1. Perform an FRD assessment
Don’t wait for an administrative charge or lawsuit to tip you off about FRD going on in your workplace. Instead, take the time to closely scrutinize your existing employment policies for potential discriminatory effects against caregivers. Relevant policies include those on:
- Hiring
- Compensation
- Benefits
- Bonuses
- Attendance
- Leave
- Promotion
You should also look for red flags that you have the kind of culture or environment where FRD could crop up, such as:
- No caregivers among the company’s leaders
- High turnover among caregivers
- Poor performance reviews of caregivers
- Disproportionate discipline against caregivers
- A lack of flexible work options
- Grumbling from managers and supervisors about leave requests
2. Update your policies and procedures
If you don’t already have an equal employment opportunity or anti-discrimination policy, work with an attorney to develop one. If you do have one, ensure that it addresses the types of conduct that could lead to FRD.
You also need a straightforward procedure for dealing with complaints of FRD. Employees must understand how to lodge complaints, and all complaints should be treated seriously and without retaliation.

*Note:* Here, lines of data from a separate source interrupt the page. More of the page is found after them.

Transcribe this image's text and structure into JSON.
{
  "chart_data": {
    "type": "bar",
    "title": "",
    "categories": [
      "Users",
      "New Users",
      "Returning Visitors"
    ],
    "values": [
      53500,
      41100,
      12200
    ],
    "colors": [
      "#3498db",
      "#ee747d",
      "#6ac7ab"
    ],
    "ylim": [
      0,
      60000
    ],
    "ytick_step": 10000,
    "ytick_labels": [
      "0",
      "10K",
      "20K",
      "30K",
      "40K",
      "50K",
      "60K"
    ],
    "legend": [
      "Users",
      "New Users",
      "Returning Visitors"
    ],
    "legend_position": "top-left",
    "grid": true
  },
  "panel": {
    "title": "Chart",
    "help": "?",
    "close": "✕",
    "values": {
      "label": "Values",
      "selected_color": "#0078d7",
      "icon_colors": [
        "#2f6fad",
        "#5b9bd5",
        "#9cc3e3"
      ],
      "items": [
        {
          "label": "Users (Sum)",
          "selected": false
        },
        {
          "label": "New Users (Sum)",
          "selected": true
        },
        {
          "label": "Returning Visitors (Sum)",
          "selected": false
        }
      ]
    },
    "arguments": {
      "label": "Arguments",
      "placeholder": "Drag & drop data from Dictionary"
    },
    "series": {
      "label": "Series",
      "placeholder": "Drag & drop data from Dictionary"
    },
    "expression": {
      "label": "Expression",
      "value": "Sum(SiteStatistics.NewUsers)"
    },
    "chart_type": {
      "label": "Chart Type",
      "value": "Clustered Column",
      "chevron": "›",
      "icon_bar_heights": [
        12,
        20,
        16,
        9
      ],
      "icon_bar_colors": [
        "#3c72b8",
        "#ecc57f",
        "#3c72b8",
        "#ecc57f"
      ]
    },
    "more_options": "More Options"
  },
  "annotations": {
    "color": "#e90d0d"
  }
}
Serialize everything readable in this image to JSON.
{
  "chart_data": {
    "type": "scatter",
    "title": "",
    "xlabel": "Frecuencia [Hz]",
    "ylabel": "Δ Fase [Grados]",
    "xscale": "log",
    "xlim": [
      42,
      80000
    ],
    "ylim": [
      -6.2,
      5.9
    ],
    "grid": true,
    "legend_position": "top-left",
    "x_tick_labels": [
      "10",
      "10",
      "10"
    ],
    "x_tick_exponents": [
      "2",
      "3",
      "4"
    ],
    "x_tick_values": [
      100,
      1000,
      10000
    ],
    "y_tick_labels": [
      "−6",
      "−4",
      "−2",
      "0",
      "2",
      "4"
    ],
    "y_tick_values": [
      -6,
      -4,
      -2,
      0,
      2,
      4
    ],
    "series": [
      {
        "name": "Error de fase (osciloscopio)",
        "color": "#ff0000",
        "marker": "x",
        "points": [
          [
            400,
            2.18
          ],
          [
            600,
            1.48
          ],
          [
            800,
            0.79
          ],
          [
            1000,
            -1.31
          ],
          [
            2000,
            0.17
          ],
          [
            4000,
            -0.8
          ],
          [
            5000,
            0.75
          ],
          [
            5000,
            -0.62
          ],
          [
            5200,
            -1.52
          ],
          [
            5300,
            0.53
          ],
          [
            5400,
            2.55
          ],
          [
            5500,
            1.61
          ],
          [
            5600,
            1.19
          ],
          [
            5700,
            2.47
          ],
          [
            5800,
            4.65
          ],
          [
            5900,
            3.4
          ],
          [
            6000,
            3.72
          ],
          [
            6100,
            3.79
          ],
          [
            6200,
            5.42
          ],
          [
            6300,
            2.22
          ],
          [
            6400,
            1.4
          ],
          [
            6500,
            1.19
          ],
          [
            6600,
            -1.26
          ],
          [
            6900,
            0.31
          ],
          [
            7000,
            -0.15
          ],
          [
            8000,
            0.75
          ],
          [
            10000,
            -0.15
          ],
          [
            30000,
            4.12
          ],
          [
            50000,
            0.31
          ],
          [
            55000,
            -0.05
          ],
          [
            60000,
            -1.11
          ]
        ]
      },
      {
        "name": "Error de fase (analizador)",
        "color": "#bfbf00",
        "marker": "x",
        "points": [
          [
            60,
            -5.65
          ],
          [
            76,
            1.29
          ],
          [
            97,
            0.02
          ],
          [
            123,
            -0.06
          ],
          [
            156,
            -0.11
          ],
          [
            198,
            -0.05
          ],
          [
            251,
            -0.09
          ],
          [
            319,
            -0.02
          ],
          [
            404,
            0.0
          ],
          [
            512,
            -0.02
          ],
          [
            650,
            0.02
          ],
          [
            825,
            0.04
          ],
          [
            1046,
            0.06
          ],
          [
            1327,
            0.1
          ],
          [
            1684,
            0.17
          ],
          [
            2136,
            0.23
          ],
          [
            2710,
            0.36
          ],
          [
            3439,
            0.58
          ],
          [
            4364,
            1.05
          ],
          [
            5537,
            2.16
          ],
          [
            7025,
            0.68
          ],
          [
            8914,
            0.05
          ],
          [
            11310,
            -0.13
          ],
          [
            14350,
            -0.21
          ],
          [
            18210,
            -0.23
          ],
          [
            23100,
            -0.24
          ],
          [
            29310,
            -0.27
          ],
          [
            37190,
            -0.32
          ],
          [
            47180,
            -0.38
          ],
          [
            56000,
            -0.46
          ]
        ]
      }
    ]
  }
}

3. Conduct FRD-specific training
Train your managers and supervisors on the policies and procedures, along with the types of workplace scenarios where they might take actions that could constitute FRD. Discuss common stereotyped assumptions and misconceptions about caregivers, explain how FRD hurts the company in the long run, and review the relevant laws.
You should spend a good chunk of time on the FMLA and any applicable state counterpart. If you have a formal human resources (HR) department, drill into managers and supervisors that they should refer all employees requesting family and medical leave to HR or at least consult with the department before responding to such requests. And they must avoid making “joking” or derisive comments that could come back to haunt you in a courtroom or just the court of public opinion.
4. Document, document, document
Regardless of whether you have an HR department, it’s critical that you document the handling of each and every request for leave or other accommodation request related to caregiving. You can’t always head off lawsuits, and your documentation will play a vital role in your defense should you land in court.
You should also carefully document the reasoning behind any adverse employment decisions, including terminations, layoffs, or demotions. Include any supporting evidence (for example, a record of absenteeism or disciplinary write-ups) for the decision.
5. Cultivate a caregiving-friendly culture
Take proactive steps to foster an environment that’s supportive to caregivers. You’ll likely end up with greater collegiality, higher productivity, and improved recruitment and retention. After all, it’s rare that a business will never have employees with family caregiving responsibilities.